The activation models considered here, were formulated in a dimensional form. The left hand side of the models has a dimension of s−1 whereas the dimensions of the terms on the right hand side are adjusted by model parameters. By recasting the models into a dimensionless form, the generality and robustness of the model can be enhanced regarding parameter errors. The dimensional quantities used in the models are the stress and time. These quantities may be normalized in different ways reflecting the importance of some specific processes. For example, time may be normalized by “wall” time, flow related time (D/U, with D and U being length scale and velocity in the pump, respectively), shear-time (i.e. shear rate defined as stress divided by the fluid viscosity), a “platelet-time” based on the response time of the platelet skeleton or the reaction time of the platelet membrane to stress.
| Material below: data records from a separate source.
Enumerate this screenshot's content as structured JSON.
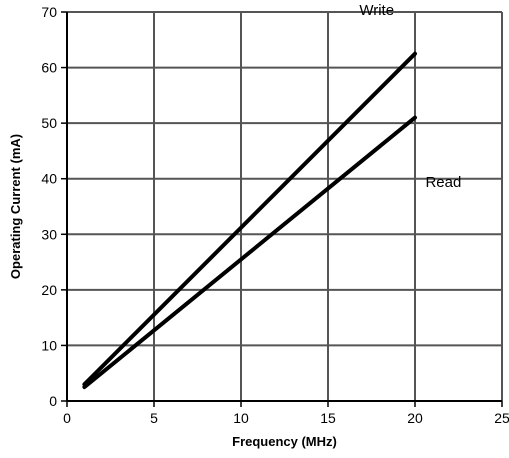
{
  "chart_data": {
    "type": "line",
    "xlabel": "Frequency (MHz)",
    "ylabel": "Operating Current  (mA)",
    "xlim": [
      0,
      25
    ],
    "ylim": [
      0,
      70
    ],
    "x_ticks": [
      "0",
      "5",
      "10",
      "15",
      "20",
      "25"
    ],
    "y_ticks": [
      "0",
      "10",
      "20",
      "30",
      "40",
      "50",
      "60",
      "70"
    ],
    "grid": true,
    "series": [
      {
        "name": "Write",
        "x": [
          1,
          20
        ],
        "y": [
          3,
          62.5
        ]
      },
      {
        "name": "Read",
        "x": [
          1,
          20
        ],
        "y": [
          2.5,
          51
        ]
      }
    ]
  }
}
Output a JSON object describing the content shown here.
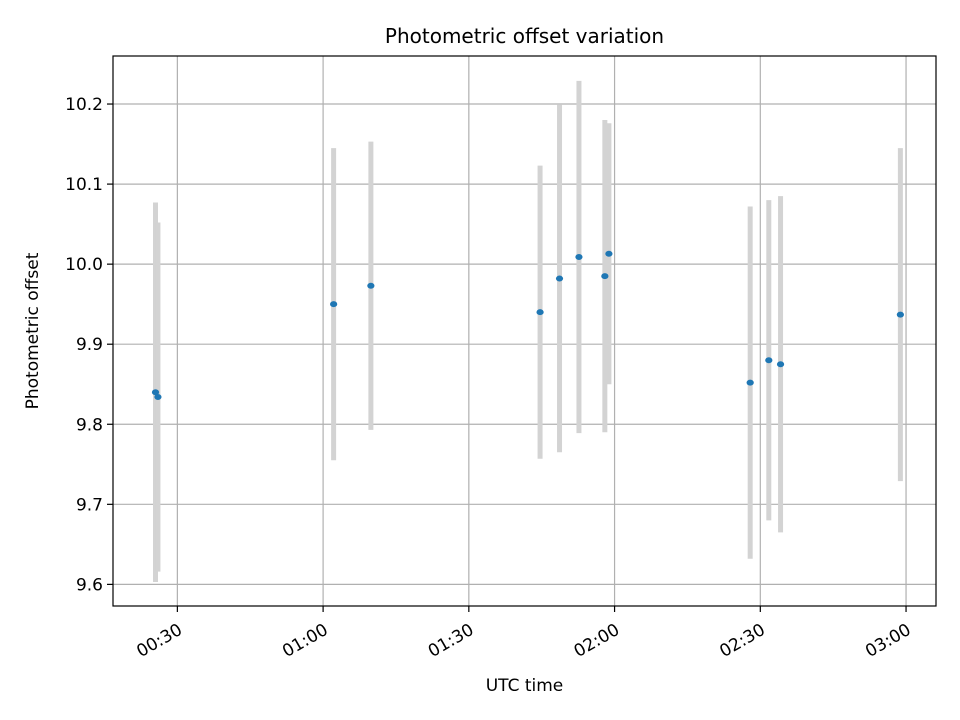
{
  "chart_data": {
    "type": "scatter",
    "title": "Photometric offset variation",
    "xlabel": "UTC time",
    "ylabel": "Photometric offset",
    "x_ticks": [
      "00:30",
      "01:00",
      "01:30",
      "02:00",
      "02:30",
      "03:00"
    ],
    "y_ticks": [
      "9.6",
      "9.7",
      "9.8",
      "9.9",
      "10.0",
      "10.1",
      "10.2"
    ],
    "xlim": [
      "00:16:45",
      "03:06:10"
    ],
    "ylim": [
      9.573,
      10.26
    ],
    "grid": true,
    "series": [
      {
        "marker_color": "#1f77b4",
        "errorbar_color": "#d3d3d3",
        "points": [
          {
            "x": "00:25:30",
            "y": 9.84,
            "err": 0.237
          },
          {
            "x": "00:26:00",
            "y": 9.834,
            "err": 0.218
          },
          {
            "x": "01:02:10",
            "y": 9.95,
            "err": 0.195
          },
          {
            "x": "01:09:50",
            "y": 9.973,
            "err": 0.18
          },
          {
            "x": "01:44:40",
            "y": 9.94,
            "err": 0.183
          },
          {
            "x": "01:48:40",
            "y": 9.982,
            "err": 0.217
          },
          {
            "x": "01:52:40",
            "y": 10.009,
            "err": 0.22
          },
          {
            "x": "01:58:00",
            "y": 9.985,
            "err": 0.195
          },
          {
            "x": "01:58:50",
            "y": 10.013,
            "err": 0.163
          },
          {
            "x": "02:27:55",
            "y": 9.852,
            "err": 0.22
          },
          {
            "x": "02:31:45",
            "y": 9.88,
            "err": 0.2
          },
          {
            "x": "02:34:10",
            "y": 9.875,
            "err": 0.21
          },
          {
            "x": "02:58:50",
            "y": 9.937,
            "err": 0.208
          }
        ]
      }
    ]
  }
}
Similarly, the strain-rate can be used instead of the stress, assuming constant viscosity, without the need to introduce a stress scaling. It is also possible to use a stress scaling based not on the fluid viscosity but rather the modulus of the platelet skeleton and membrane. In general, recasting the dimensional quantities used in equations (4)–(10) into dimensionless forms and thereby reflecting a better insight into the importance of different quantities used by the model. Another advantage of using dimensionless quantities is the potentially larger range of model validity and avoiding model inconsistency of the power law model as pointed out by Soares et al.14.
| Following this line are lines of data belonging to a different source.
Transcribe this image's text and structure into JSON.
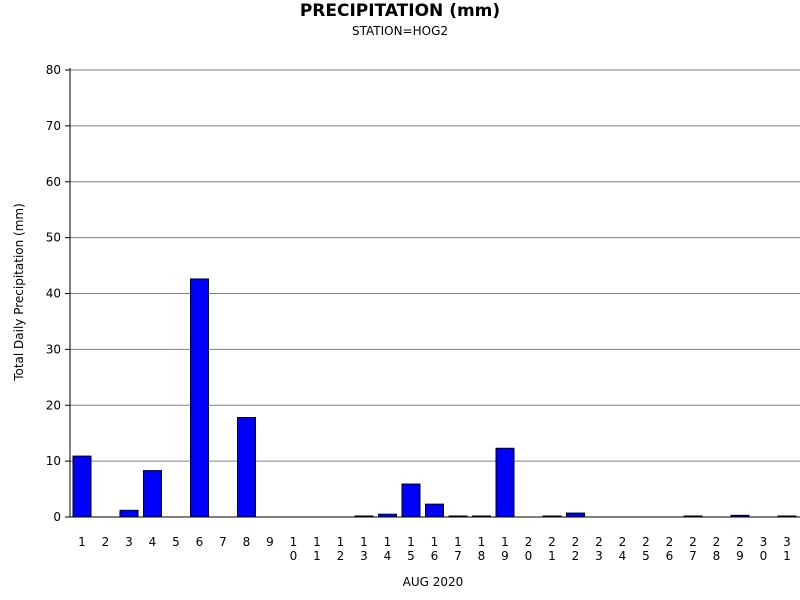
{
  "chart_data": {
    "type": "bar",
    "title": "PRECIPITATION (mm)",
    "subtitle": "STATION=HOG2",
    "xlabel": "AUG 2020",
    "ylabel": "Total Daily Precipitation (mm)",
    "ylim": [
      0,
      80
    ],
    "yticks": [
      0,
      10,
      20,
      30,
      40,
      50,
      60,
      70,
      80
    ],
    "grid": true,
    "bar_color": "#0000ff",
    "categories": [
      "1",
      "2",
      "3",
      "4",
      "5",
      "6",
      "7",
      "8",
      "9",
      "10",
      "11",
      "12",
      "13",
      "14",
      "15",
      "16",
      "17",
      "18",
      "19",
      "20",
      "21",
      "22",
      "23",
      "24",
      "25",
      "26",
      "27",
      "28",
      "29",
      "30",
      "31"
    ],
    "values": [
      10.9,
      0,
      1.2,
      8.3,
      0,
      42.6,
      0,
      17.8,
      0,
      0,
      0,
      0,
      0.1,
      0.5,
      5.9,
      2.3,
      0.1,
      0.1,
      12.3,
      0,
      0.1,
      0.7,
      0,
      0,
      0,
      0,
      0.1,
      0,
      0.3,
      0,
      0.1
    ]
  }
}
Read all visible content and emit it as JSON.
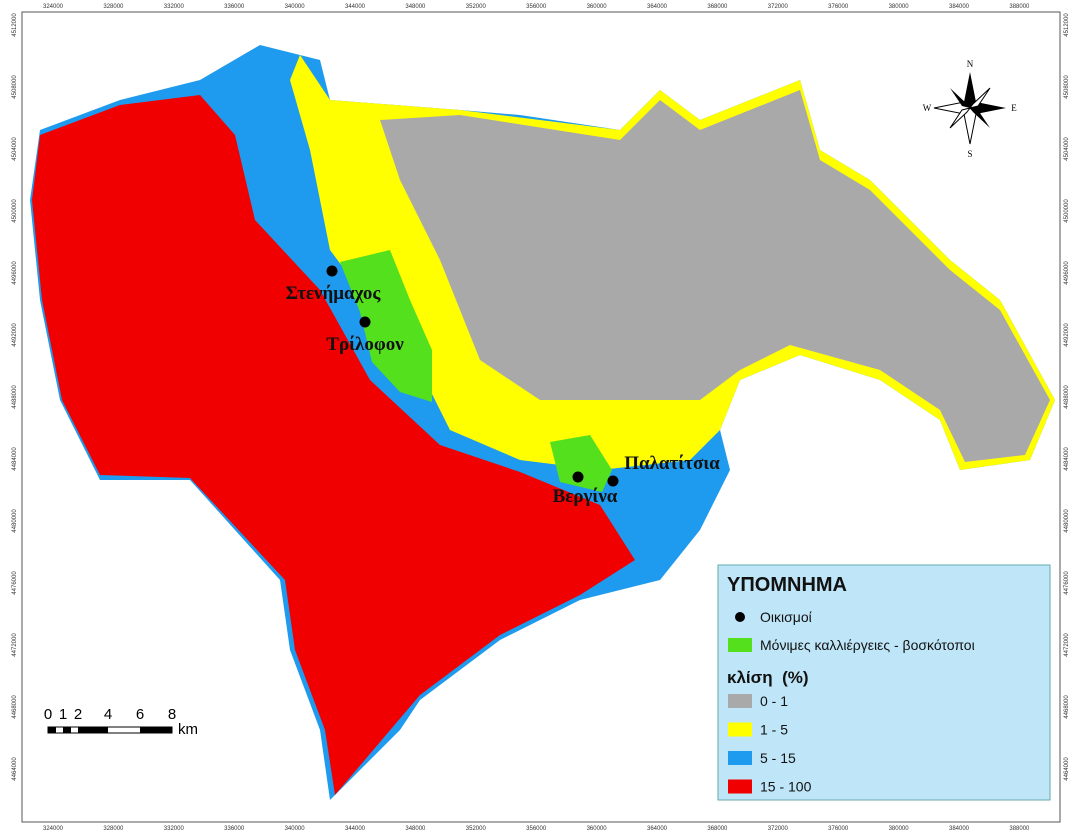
{
  "frame": {
    "x_labels": [
      324000,
      328000,
      332000,
      336000,
      340000,
      344000,
      348000,
      352000,
      356000,
      360000,
      364000,
      368000,
      372000,
      376000,
      380000,
      384000,
      388000
    ],
    "y_labels": [
      4512000,
      4508000,
      4504000,
      4500000,
      4496000,
      4492000,
      4488000,
      4484000,
      4480000,
      4476000,
      4472000,
      4468000,
      4464000
    ]
  },
  "places": [
    {
      "name": "Στενήμαχος"
    },
    {
      "name": "Τρίλοφον"
    },
    {
      "name": "Βεργίνα"
    },
    {
      "name": "Παλατίτσια"
    }
  ],
  "scale_bar": {
    "labels": [
      "0",
      "1",
      "2",
      "4",
      "6",
      "8"
    ],
    "unit": "km"
  },
  "compass": {
    "north": "N",
    "south": "S",
    "east": "E",
    "west": "W"
  },
  "legend": {
    "title": "ΥΠΟΜΝΗΜΑ",
    "settlements": "Οικισμοί",
    "cultivation": "Μόνιμες καλλιέργειες - βοσκότοποι",
    "slope_title": "κλίση  (%)",
    "classes": [
      {
        "label": "0 - 1",
        "color": "#a9a9a9"
      },
      {
        "label": "1 - 5",
        "color": "#ffff00"
      },
      {
        "label": "5 - 15",
        "color": "#1e9bef"
      },
      {
        "label": "15 - 100",
        "color": "#f00000"
      }
    ]
  }
}
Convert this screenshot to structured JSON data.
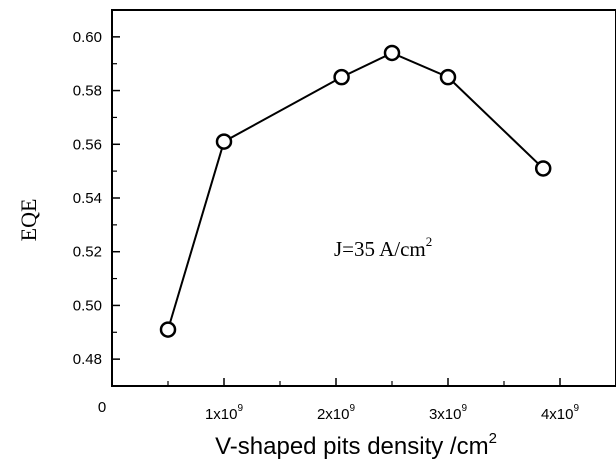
{
  "chart_data": {
    "type": "line",
    "xlabel": "V-shaped pits density /cm",
    "xlabel_sup": "2",
    "ylabel": "EQE",
    "annotation": {
      "text": "J=35 A/cm",
      "sup": "2"
    },
    "xlim": [
      0,
      4500000000
    ],
    "ylim": [
      0.47,
      0.61
    ],
    "x_ticks": [
      {
        "value": 0,
        "label": "0",
        "exp": ""
      },
      {
        "value": 1000000000,
        "label": "1x10",
        "exp": "9"
      },
      {
        "value": 2000000000,
        "label": "2x10",
        "exp": "9"
      },
      {
        "value": 3000000000,
        "label": "3x10",
        "exp": "9"
      },
      {
        "value": 4000000000,
        "label": "4x10",
        "exp": "9"
      }
    ],
    "y_ticks": [
      {
        "value": 0.48,
        "label": "0.48"
      },
      {
        "value": 0.5,
        "label": "0.50"
      },
      {
        "value": 0.52,
        "label": "0.52"
      },
      {
        "value": 0.54,
        "label": "0.54"
      },
      {
        "value": 0.56,
        "label": "0.56"
      },
      {
        "value": 0.58,
        "label": "0.58"
      },
      {
        "value": 0.6,
        "label": "0.60"
      }
    ],
    "series": [
      {
        "marker": "open-circle",
        "color": "#000000",
        "x": [
          500000000,
          1000000000,
          2050000000,
          2500000000,
          3000000000,
          3850000000
        ],
        "y": [
          0.491,
          0.561,
          0.585,
          0.594,
          0.585,
          0.551
        ]
      }
    ]
  }
}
Using a stress accumulation effect in form of a monotone increasing function may be non-physical (D and H in equations (4) and (6), respectively). Accounting for the stress effects on membrane permeability of the platelet (possible partial activation) should also be considered, but such effects are transient and at least partially reversible10. Lastly, the accumulated stress should consider the stress in a “time-weight” form, such that the effect of “old” stress would diminish with time. The time-scale for the stress accumulation should then be related to the restitution time of the membrane permeability.
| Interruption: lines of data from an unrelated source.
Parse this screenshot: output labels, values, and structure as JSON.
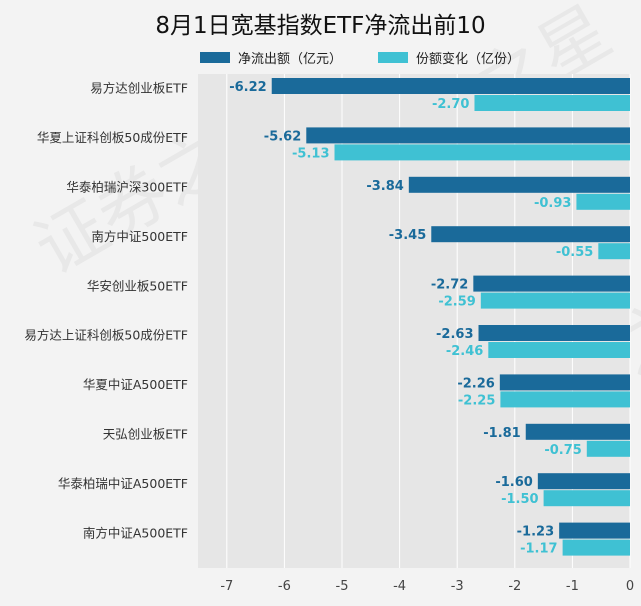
{
  "chart_data": {
    "type": "bar",
    "orientation": "horizontal",
    "title": "8月1日宽基指数ETF净流出前10",
    "categories": [
      "易方达创业板ETF",
      "华夏上证科创板50成份ETF",
      "华泰柏瑞沪深300ETF",
      "南方中证500ETF",
      "华安创业板50ETF",
      "易方达上证科创板50成份ETF",
      "华夏中证A500ETF",
      "天弘创业板ETF",
      "华泰柏瑞中证A500ETF",
      "南方中证A500ETF"
    ],
    "series": [
      {
        "name": "净流出额（亿元）",
        "color": "#1a6a9a",
        "values": [
          -6.22,
          -5.62,
          -3.84,
          -3.45,
          -2.72,
          -2.63,
          -2.26,
          -1.81,
          -1.6,
          -1.23
        ],
        "labels": [
          "-6.22",
          "-5.62",
          "-3.84",
          "-3.45",
          "-2.72",
          "-2.63",
          "-2.26",
          "-1.81",
          "-1.60",
          "-1.23"
        ]
      },
      {
        "name": "份额变化（亿份）",
        "color": "#3fc1d3",
        "values": [
          -2.7,
          -5.13,
          -0.93,
          -0.55,
          -2.59,
          -2.46,
          -2.25,
          -0.75,
          -1.5,
          -1.17
        ],
        "labels": [
          "-2.70",
          "-5.13",
          "-0.93",
          "-0.55",
          "-2.59",
          "-2.46",
          "-2.25",
          "-0.75",
          "-1.50",
          "-1.17"
        ]
      }
    ],
    "xlim": [
      -7.5,
      0
    ],
    "xticks": [
      -7,
      -6,
      -5,
      -4,
      -3,
      -2,
      -1,
      0
    ],
    "xtick_labels": [
      "-7",
      "-6",
      "-5",
      "-4",
      "-3",
      "-2",
      "-1",
      "0"
    ],
    "grid": true,
    "legend_position": "top",
    "watermark": "证券之星"
  }
}
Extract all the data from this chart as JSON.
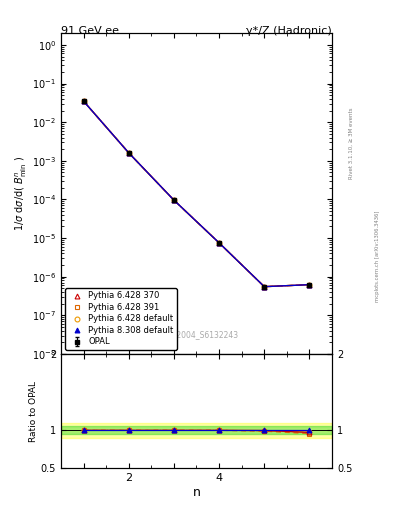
{
  "title_left": "91 GeV ee",
  "title_right": "γ*/Z (Hadronic)",
  "ylabel_main": "1/σ dσ/d( Bⁿ_min )",
  "ylabel_ratio": "Ratio to OPAL",
  "xlabel": "n",
  "watermark": "OPAL_2004_S6132243",
  "right_label": "mcplots.cern.ch [arXiv:1306.3436]",
  "right_label2": "Rivet 3.1.10, ≥ 3M events",
  "x_data": [
    1,
    2,
    3,
    4,
    5,
    6
  ],
  "opal_y": [
    0.035,
    0.0016,
    9.5e-05,
    7.5e-06,
    5.5e-07,
    6.2e-07
  ],
  "opal_yerr_lo": [
    0.0015,
    8e-05,
    4e-06,
    3e-07,
    2.5e-08,
    3e-08
  ],
  "opal_yerr_hi": [
    0.0015,
    8e-05,
    4e-06,
    3e-07,
    2.5e-08,
    3e-08
  ],
  "pythia_370_y": [
    0.0352,
    0.00161,
    9.6e-05,
    7.52e-06,
    5.52e-07,
    6.22e-07
  ],
  "pythia_391_y": [
    0.0352,
    0.00161,
    9.6e-05,
    7.52e-06,
    5.52e-07,
    6.22e-07
  ],
  "pythia_def_y": [
    0.0352,
    0.00161,
    9.6e-05,
    7.52e-06,
    5.52e-07,
    6.22e-07
  ],
  "pythia_8_y": [
    0.0352,
    0.00161,
    9.6e-05,
    7.52e-06,
    5.52e-07,
    6.22e-07
  ],
  "r370": [
    1.0,
    1.0,
    1.0,
    1.0,
    0.998,
    0.972
  ],
  "r391": [
    1.0,
    1.0,
    1.0,
    1.0,
    0.988,
    0.958
  ],
  "rdef": [
    1.0,
    1.0,
    1.0,
    1.0,
    0.992,
    0.975
  ],
  "r8": [
    1.0,
    1.0,
    1.0,
    1.0,
    1.0,
    1.0
  ],
  "color_opal": "#000000",
  "color_370": "#cc0000",
  "color_391": "#dd6600",
  "color_def": "#ee9900",
  "color_8": "#0000cc",
  "ylim_main_lo": 1e-08,
  "ylim_main_hi": 2.0,
  "ylim_ratio_lo": 0.5,
  "ylim_ratio_hi": 2.0,
  "xlim_lo": 0.5,
  "xlim_hi": 6.5
}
In spite of the shortcomings found, the models discussed here do give a rough qualitative indication to the locations corresponding to sites where thrombi are observed in clinic11. The sensitivity of the models indicate the extent of acceptable deviation from model calibrating conditions. Hence, despite the strong model sensitivity, the phenomenological models investigated are important to obtain an indicative and qualitative understanding of the thromboembolic behavior of blood carrying devices. The results presented and the conclusions drawn for PAS based models are applicable also to other power law models, and in particular to frequently used models for predicting hemolysis. The strong sensitivity of models of hemolysis was discussed by Yu et al.24 The paper of Yu et al. showed that Hemolysis Index was found to vary by several orders of magnitudes among the different models (and experimental data) investigated. Model improvements could make the models to become a quantitative tool that would help in designing future devices.